Peres Shows Religious Side In Rare Visit To Ultra-Orthodox Heartland
Yair Ettinger • Ha'aretzPresident Shimon Peres said yesterday that if it were up to him, all Jews would observe the Sabbath and work only six days a week - "as the Torah commands."
Speaking on an official visit to the predominantly ultra-Orthodox city of Bnei Brak, Peres said he was proud that the state and the IDF released yeshiva students from military service so they could devote their life to Torah study.
The president, who spoke fondly and sympathetically of the ultra-Orthodox community, its rabbis, values and way of life, was welcomed by Bnei Brak's top officials and leading rabbis. He had come a long way from the days in which for them he epitomized the hated left wing, which the late ultra-Orthodox Lithuanian leader Rabbi Eliezer Menachem Shach lambasted in 1990 as "breeders of rabbits and pigs."
While students from Bnei Brak's renowned Ponevezh yeshiva pushed through the crowd of thousands of young men to be photographed with the president, fanatic ultra-Orthodox factions arrived on buses from Jerusalem and Beit Shemesh to demonstrate against the guest.
"The people who sit here really study Torah for its own sake. I'm very proud that the state and army have agreed to release them to devote their life to their studies," Peres said at the yeshiva.
After stopping at Ponevezh yeshiva, Peres met privately with one of the Lithuanian ultra-Orthodox community's leaders, Aharon Yehuda Leib Shteinman. The president intended to discuss ways of advancing Bnei Brak economically, but also took time to address acute political issues such as the current tension in the coalition over the new conversion bill. He also reminisced about his childhood, waxing nostalgic over Gemara studies with his grandfather and the famous blessing he received as an infant from Rabbi Chofetz Chaim.

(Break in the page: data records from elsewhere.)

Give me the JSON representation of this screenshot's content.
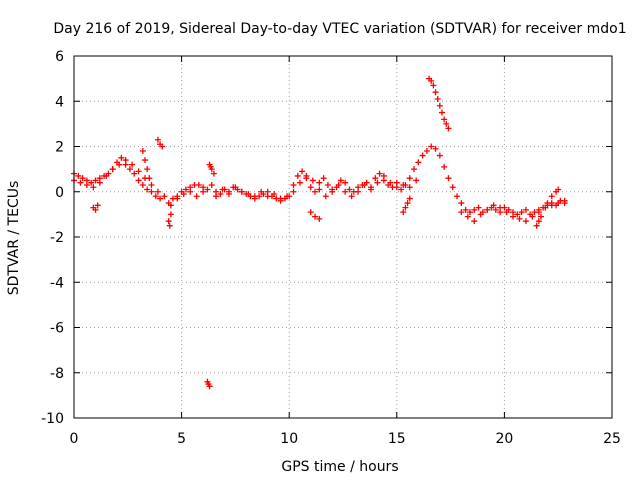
{
  "chart_data": {
    "type": "scatter",
    "title": "Day 216 of 2019, Sidereal Day-to-day VTEC variation (SDTVAR) for receiver mdo1",
    "xlabel": "GPS time / hours",
    "ylabel": "SDTVAR / TECUs",
    "xlim": [
      0,
      25
    ],
    "ylim": [
      -10,
      6
    ],
    "xticks": [
      0,
      5,
      10,
      15,
      20,
      25
    ],
    "yticks": [
      -10,
      -8,
      -6,
      -4,
      -2,
      0,
      2,
      4,
      6
    ],
    "grid": true,
    "marker": "+",
    "series": [
      {
        "name": "SDTVAR",
        "color": "#ff0000",
        "x": [
          0.0,
          0.2,
          0.4,
          0.6,
          0.8,
          1.0,
          1.2,
          1.4,
          1.6,
          1.8,
          2.0,
          2.2,
          2.4,
          2.6,
          2.8,
          3.0,
          3.2,
          3.4,
          3.6,
          3.8,
          4.0,
          4.2,
          4.4,
          4.6,
          4.8,
          5.0,
          5.2,
          5.4,
          5.6,
          5.8,
          6.0,
          6.2,
          6.4,
          6.6,
          6.8,
          7.0,
          7.2,
          7.4,
          7.6,
          7.8,
          8.0,
          8.2,
          8.4,
          8.6,
          8.8,
          9.0,
          9.2,
          9.4,
          9.6,
          9.8,
          10.0,
          10.2,
          10.4,
          10.6,
          10.8,
          11.0,
          11.2,
          11.4,
          11.6,
          11.8,
          12.0,
          12.2,
          12.4,
          12.6,
          12.8,
          13.0,
          13.2,
          13.4,
          13.6,
          13.8,
          14.0,
          14.2,
          14.4,
          14.6,
          14.8,
          15.0,
          15.2,
          15.4,
          15.6,
          15.8,
          16.0,
          16.2,
          16.4,
          16.6,
          16.8,
          17.0,
          17.2,
          17.4,
          17.6,
          17.8,
          18.0,
          18.2,
          18.4,
          18.6,
          18.8,
          19.0,
          19.2,
          19.4,
          19.6,
          19.8,
          20.0,
          20.2,
          20.4,
          20.6,
          20.8,
          21.0,
          21.2,
          21.4,
          21.6,
          21.8,
          22.0,
          22.2,
          22.4,
          22.6,
          22.8,
          0.0,
          0.3,
          0.6,
          0.9,
          1.2,
          1.5,
          1.8,
          2.1,
          2.4,
          2.7,
          3.0,
          3.3,
          3.6,
          3.9,
          4.5,
          4.8,
          5.1,
          5.4,
          5.7,
          6.0,
          6.6,
          6.9,
          7.2,
          7.5,
          7.8,
          8.1,
          8.4,
          8.7,
          9.0,
          9.3,
          9.6,
          9.9,
          10.2,
          10.5,
          10.8,
          11.1,
          11.4,
          11.7,
          12.0,
          12.3,
          12.6,
          12.9,
          13.2,
          13.5,
          13.8,
          14.1,
          14.4,
          14.7,
          15.0,
          15.3,
          15.6,
          15.9,
          18.0,
          18.3,
          18.6,
          18.9,
          19.2,
          19.5,
          19.8,
          20.1,
          20.4,
          20.7,
          21.0,
          21.3,
          21.6,
          21.9,
          22.2,
          22.5,
          22.8,
          0.9,
          1.0,
          1.1,
          3.2,
          3.3,
          3.4,
          3.5,
          3.9,
          4.0,
          4.1,
          4.4,
          4.45,
          4.5,
          6.2,
          6.25,
          6.3,
          6.3,
          6.35,
          6.4,
          6.5,
          15.3,
          15.4,
          15.5,
          15.6,
          16.5,
          16.6,
          16.7,
          16.8,
          16.9,
          17.0,
          17.1,
          17.2,
          17.3,
          17.4,
          11.0,
          11.2,
          11.4,
          21.5,
          21.6,
          21.7,
          22.0,
          22.2,
          22.4,
          22.5
        ],
        "y": [
          0.8,
          0.7,
          0.6,
          0.5,
          0.4,
          0.5,
          0.6,
          0.7,
          0.8,
          1.0,
          1.3,
          1.5,
          1.2,
          1.0,
          0.8,
          0.5,
          0.3,
          0.1,
          0.0,
          -0.2,
          -0.3,
          -0.2,
          -0.5,
          -0.3,
          -0.2,
          0.0,
          0.1,
          0.2,
          0.3,
          0.3,
          0.2,
          0.1,
          0.3,
          0.0,
          -0.1,
          0.1,
          0.0,
          0.2,
          0.1,
          0.0,
          -0.1,
          -0.2,
          -0.3,
          -0.2,
          -0.1,
          0.0,
          -0.2,
          -0.3,
          -0.4,
          -0.3,
          -0.2,
          0.3,
          0.7,
          0.9,
          0.6,
          0.2,
          0.0,
          0.4,
          0.6,
          0.3,
          0.0,
          0.2,
          0.5,
          0.4,
          0.1,
          0.0,
          0.2,
          0.3,
          0.4,
          0.2,
          0.6,
          0.8,
          0.5,
          0.3,
          0.2,
          0.4,
          0.1,
          0.3,
          0.6,
          1.0,
          1.3,
          1.6,
          1.8,
          2.0,
          1.9,
          1.6,
          1.1,
          0.6,
          0.2,
          -0.2,
          -0.5,
          -0.8,
          -0.9,
          -0.8,
          -0.7,
          -0.9,
          -0.8,
          -0.7,
          -0.8,
          -0.9,
          -0.7,
          -0.8,
          -0.9,
          -1.0,
          -0.9,
          -0.8,
          -1.0,
          -0.9,
          -0.8,
          -0.7,
          -0.6,
          -0.5,
          -0.6,
          -0.4,
          -0.5,
          0.5,
          0.4,
          0.3,
          0.2,
          0.4,
          0.7,
          1.0,
          1.2,
          1.4,
          1.2,
          0.9,
          0.6,
          0.3,
          0.0,
          -0.6,
          -0.3,
          -0.1,
          0.0,
          -0.2,
          0.0,
          -0.2,
          0.1,
          -0.1,
          0.2,
          0.0,
          -0.1,
          -0.2,
          0.0,
          -0.2,
          -0.1,
          -0.3,
          -0.2,
          0.0,
          0.4,
          0.7,
          0.5,
          0.1,
          -0.2,
          0.1,
          0.3,
          0.0,
          -0.2,
          0.0,
          0.3,
          0.1,
          0.4,
          0.7,
          0.4,
          0.2,
          0.3,
          0.2,
          0.5,
          -0.9,
          -1.1,
          -1.3,
          -1.0,
          -0.8,
          -0.6,
          -0.7,
          -0.9,
          -1.1,
          -1.2,
          -1.3,
          -1.1,
          -0.9,
          -0.7,
          -0.6,
          -0.5,
          -0.4,
          -0.7,
          -0.8,
          -0.6,
          1.8,
          1.4,
          1.0,
          0.6,
          2.3,
          2.1,
          2.0,
          -1.3,
          -1.5,
          -1.0,
          -8.4,
          -8.5,
          -8.6,
          1.2,
          1.1,
          1.0,
          0.8,
          -0.9,
          -0.7,
          -0.5,
          -0.3,
          5.0,
          4.9,
          4.7,
          4.4,
          4.1,
          3.8,
          3.5,
          3.2,
          3.0,
          2.8,
          -0.9,
          -1.1,
          -1.2,
          -1.5,
          -1.3,
          -1.1,
          -0.5,
          -0.2,
          0.0,
          0.1
        ]
      }
    ]
  }
}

Demonstrators outside the meeting with Shteinman held up posters against "desecrating and degrading our holy Torah by paying respect in public to the the evil president of the heretic state! For money!" They railed against Shteinman and, after Peres left, threw rocks and other objects at the rabbi's house.
Speaking at the Haredi-owned IROX hi-tech company, which employs 80 ultra-Orthodox women, the president said: "I would say half-jokingly that if I really had the power to do so, I would have all the Jews keep the Sabbath and work only six days a week, as the Torah commands."
Improved relations
In recent years, Peres' ties with ultra-Orthodox leaders have improved. This began with regular holiday visits to Shas' spiritual leader Rabbi Ovadia Yosef, and continued with Shas' and United Torah Judaism's support for his presidential candidacy in 2007, along with his historic visit to Lithuanian leader Rabbi Yosef Shalom Elyashiv a few months ago.

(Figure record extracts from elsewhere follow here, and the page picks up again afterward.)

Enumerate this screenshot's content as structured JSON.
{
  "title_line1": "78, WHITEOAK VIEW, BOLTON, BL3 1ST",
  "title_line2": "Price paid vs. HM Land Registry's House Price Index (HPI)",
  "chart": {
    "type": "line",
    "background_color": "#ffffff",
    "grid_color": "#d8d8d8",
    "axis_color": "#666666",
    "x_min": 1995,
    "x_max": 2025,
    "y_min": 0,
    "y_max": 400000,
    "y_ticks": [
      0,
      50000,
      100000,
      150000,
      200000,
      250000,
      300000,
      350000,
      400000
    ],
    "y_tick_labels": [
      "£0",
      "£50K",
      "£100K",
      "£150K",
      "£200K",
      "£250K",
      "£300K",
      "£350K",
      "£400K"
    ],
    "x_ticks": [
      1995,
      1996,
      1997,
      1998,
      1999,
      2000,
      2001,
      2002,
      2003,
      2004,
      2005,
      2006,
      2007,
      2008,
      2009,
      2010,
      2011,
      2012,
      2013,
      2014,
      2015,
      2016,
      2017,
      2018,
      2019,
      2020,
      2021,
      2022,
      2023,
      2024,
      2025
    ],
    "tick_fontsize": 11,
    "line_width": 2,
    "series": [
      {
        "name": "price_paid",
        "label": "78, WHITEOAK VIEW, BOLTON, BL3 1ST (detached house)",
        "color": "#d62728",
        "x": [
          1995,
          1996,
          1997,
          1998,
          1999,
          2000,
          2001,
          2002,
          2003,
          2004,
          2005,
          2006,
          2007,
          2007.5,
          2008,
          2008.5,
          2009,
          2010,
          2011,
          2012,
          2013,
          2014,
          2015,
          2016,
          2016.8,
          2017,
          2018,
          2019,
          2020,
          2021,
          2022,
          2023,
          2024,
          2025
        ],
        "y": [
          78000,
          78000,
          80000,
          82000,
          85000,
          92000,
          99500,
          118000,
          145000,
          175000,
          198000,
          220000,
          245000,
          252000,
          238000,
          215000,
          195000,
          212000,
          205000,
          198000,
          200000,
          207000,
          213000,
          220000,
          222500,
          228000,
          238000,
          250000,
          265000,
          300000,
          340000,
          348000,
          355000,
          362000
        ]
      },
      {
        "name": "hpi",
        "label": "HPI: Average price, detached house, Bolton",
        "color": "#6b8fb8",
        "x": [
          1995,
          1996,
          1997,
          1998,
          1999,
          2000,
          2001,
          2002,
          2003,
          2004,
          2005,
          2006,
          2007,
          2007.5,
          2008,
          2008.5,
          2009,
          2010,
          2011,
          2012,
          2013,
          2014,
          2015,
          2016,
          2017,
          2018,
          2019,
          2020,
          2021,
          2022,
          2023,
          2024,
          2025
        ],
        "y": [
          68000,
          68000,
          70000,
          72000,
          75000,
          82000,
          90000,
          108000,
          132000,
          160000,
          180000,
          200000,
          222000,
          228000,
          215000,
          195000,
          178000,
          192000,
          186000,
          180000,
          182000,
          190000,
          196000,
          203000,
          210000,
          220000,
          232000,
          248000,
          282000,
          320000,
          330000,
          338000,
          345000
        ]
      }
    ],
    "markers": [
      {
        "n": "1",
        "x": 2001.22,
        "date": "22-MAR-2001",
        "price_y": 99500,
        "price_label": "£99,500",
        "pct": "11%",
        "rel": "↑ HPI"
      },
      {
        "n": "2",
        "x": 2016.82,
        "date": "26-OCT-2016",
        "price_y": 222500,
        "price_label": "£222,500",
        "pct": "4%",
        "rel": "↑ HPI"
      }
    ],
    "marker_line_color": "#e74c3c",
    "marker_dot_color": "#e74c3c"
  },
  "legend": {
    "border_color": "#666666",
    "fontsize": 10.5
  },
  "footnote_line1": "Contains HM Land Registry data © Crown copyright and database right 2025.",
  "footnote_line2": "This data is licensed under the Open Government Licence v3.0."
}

For Peres, the visit, which his aides planned for months, was also a return to his roots - not only to his childhood in Wiszniewo, Poland (now Visnieva, Belarus), but to his political beginnings, when he was David Ben-Gurion's right-hand man in the early days of the state.
The first prime minister was the first Israeli leader to visit Bnei Brak, in October 1952, and called on the Hazon Ish - the outstanding Talmud scholar Avraham Yeshaya Karelitz, one of the founding fathers of the Haredi community in Israel. It was at this meeting that the two agreed on the arrangement that would exempt yeshiva students from military service.
Although a radical secularist in his private life, Ben-Gurion established the status quo with the ultra-Orthodox leaders. His work led to compromises which enabled the establishment of the Haredi education stream. And unlike others in his party, he believed in preserving the state's Jewish identity and maintaining an understanding with the ultra-Orthodox community.